After the Austro-Hungarian army disintegrated in November 1918, Czechoslovak troops occupied the area, later acknowledged internationally by the Treaty of Trianon. Between 1938 and 1945 Kráľová nad Váhom once more became part of Miklós Horthy's Hungary through the First Vienna Award. From 1945 until the Velvet Divorce, it was part of Czechoslovakia. Since then it has been part of Slovakia.

== Population ==

It has a population of  people (31 December ).

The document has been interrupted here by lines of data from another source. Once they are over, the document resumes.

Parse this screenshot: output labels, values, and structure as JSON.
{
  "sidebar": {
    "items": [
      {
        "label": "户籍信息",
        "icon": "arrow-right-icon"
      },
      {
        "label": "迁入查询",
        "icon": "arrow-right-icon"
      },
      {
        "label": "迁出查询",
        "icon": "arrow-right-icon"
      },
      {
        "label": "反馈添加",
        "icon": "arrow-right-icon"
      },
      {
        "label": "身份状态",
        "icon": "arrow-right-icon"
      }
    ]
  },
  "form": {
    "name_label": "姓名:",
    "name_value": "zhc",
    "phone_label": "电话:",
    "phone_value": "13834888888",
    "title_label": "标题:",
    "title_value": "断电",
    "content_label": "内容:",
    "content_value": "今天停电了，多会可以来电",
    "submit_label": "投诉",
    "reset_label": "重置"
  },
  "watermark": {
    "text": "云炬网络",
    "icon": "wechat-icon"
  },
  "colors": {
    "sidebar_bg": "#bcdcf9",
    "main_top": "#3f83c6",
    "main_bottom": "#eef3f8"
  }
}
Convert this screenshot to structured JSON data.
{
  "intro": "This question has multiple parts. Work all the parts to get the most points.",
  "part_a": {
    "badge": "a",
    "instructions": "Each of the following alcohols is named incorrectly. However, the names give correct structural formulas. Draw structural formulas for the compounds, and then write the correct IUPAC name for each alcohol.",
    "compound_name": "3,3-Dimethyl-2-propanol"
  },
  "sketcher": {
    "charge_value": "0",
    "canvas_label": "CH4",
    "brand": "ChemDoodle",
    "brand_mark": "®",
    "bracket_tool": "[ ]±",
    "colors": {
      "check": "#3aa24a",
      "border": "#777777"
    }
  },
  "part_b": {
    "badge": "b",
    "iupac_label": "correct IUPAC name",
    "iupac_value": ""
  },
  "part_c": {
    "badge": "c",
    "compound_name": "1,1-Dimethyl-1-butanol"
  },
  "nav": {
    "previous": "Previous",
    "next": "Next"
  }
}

Population statistic (10 years)
| Year | 1995 | 2005 | 2015 | 2025 |
|---|---|---|---|---|
| Count | 1503 | 1587 | 1748 | 1877 |
| Difference |  | +5.58% | +10.14% | +7.37% |

Population statistic
| Year | 2024 | 2025 |
|---|---|---|
| Count | 1857 | 1877 |
| Difference |  | +1.07% |

=== Ethnicity ===

Census 2021 (1+ %)
| Ethnicity | Number | Fraction |
| Hungarian | 1012 | 55.36% |
| Slovak | 805 | 44.03% |
| Not found out | 83 | 4.54% |
| Total | 1828 |

=== Religion ===

According to the 2011 census, the municipality had 1,691 inhabitants. 1,149 of inhabitants were Hungarians, 485 Slovaks and 55 others and unspecified.

Census 2021 (1+ %)
| Religion | Number | Fraction |
| Roman Catholic Church | 1163 | 63.62% |
| None | 503 | 27.52% |
| Not found out | 77 | 4.21% |
| Evangelical Church | 26 | 1.42% |
| Total | 1828 |

==Notable people==
- Etela Studeníková (1946–2023) archeologist

==Facilities==
The village has a public library, a DVD rental store a gym and a football pitch.